More and more, I find myself asking the same kinds of questions. Perhaps we are only united through our sense of disconnection to land, to people, to culture. Our hearts will always be in limbo here. We are all Samaritans, always on the outer, never feeling quite in the right place.

However, the challenge for those of us who follow Jesus isn’t whether we are Samaritans, it’s about whether we can be good neighbours. Our hearts can find comfort in Jesus, the one who knows rejection. Then we have the patience to bear other people talk about their disappointments and hurts. Our hearts can find a home in Him, just as the Psalmist realised when he wrote:

Blessed are those whose strength is in you,
whose hearts are set on pilgrimage.
As they pass through the Valley of Baka,
they make it a place of springs;
the autumn rains also cover it with pools.
They go from strength to strength,
till each appears before God in Zion.
Psalm 84: 5-7

A little later on in history, Augustine wrote:
Our souls are restless until they find rest in thee.

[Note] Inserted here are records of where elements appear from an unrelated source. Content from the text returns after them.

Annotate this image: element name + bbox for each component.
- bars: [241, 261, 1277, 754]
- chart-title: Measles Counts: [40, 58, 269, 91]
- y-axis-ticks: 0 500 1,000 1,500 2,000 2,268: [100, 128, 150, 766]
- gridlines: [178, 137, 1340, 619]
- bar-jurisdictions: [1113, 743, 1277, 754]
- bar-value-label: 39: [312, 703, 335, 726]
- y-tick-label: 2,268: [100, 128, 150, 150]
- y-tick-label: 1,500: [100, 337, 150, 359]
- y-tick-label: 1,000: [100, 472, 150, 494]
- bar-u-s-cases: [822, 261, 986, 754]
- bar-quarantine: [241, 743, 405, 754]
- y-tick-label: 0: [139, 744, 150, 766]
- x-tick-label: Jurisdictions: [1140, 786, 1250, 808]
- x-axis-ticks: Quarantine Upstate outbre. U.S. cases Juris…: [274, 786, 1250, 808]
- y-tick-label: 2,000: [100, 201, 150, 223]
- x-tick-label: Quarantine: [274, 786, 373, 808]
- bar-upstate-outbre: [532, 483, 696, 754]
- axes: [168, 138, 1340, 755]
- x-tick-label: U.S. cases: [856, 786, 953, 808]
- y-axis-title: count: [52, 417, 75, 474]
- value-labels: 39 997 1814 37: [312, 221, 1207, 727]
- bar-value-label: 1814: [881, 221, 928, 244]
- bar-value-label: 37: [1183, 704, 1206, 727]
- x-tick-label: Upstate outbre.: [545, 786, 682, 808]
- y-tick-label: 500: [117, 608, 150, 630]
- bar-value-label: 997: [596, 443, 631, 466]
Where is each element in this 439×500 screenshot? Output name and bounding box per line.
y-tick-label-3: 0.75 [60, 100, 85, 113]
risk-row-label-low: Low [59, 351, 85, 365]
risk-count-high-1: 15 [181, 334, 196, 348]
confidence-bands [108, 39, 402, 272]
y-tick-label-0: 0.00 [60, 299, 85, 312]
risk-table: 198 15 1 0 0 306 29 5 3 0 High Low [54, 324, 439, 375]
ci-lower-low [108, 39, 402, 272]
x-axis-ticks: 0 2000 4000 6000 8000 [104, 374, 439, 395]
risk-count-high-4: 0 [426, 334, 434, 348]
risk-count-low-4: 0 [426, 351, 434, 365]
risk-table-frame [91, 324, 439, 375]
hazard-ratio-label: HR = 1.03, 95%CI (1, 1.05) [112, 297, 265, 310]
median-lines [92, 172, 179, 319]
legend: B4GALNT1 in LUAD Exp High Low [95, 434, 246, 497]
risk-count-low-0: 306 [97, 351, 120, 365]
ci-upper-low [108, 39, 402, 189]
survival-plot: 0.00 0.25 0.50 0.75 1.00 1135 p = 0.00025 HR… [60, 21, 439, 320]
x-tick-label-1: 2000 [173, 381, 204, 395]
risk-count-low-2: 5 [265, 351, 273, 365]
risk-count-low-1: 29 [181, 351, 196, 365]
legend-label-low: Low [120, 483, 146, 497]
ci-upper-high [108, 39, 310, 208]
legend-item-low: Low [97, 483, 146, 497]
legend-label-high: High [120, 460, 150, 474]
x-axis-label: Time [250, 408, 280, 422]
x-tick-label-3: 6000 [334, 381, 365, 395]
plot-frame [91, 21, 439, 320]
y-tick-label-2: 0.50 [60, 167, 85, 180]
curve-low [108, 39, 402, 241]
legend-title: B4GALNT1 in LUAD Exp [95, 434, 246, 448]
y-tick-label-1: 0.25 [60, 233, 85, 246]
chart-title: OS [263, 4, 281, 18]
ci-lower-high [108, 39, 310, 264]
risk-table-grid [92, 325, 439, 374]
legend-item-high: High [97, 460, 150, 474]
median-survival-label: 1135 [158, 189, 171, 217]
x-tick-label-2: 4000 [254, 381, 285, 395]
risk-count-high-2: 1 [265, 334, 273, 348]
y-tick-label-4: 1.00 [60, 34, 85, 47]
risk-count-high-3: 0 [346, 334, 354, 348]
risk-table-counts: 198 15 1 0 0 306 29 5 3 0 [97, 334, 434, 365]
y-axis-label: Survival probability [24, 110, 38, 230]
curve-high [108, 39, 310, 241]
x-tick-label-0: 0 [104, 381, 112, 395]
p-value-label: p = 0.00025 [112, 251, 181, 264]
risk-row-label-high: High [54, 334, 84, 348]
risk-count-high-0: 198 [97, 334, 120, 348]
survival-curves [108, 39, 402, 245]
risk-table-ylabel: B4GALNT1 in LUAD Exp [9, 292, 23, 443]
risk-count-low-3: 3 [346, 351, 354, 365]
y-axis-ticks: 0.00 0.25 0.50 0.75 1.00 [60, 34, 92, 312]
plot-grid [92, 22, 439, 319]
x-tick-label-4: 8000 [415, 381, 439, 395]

And more recently, Ross Langmead wrote a beautiful song that encapsulates this well:
In Jesus God was a refugee
The pain of God has set us free
In God we’ll find our home1

Rather than desiring the ultimate short black that will satisfy our immediate desires in the here and now, maybe we need to sit down over a long cuppa with our neighbours. That would make us less dangerous. That would put us in the right place to “love our neighbour as ourselves” as we join them on this pilgrimage we call “life”, on the road to the Heavenly City (where the really good coffee awaits us). It’s a different kind of road trip. It may not change the world, but it’ll sure change your heart.

1. We Are Pilgrims edited by Darren Cronshaw and Rosemary Dewerse, (Dandenong: UNOH, 2015), p. 17.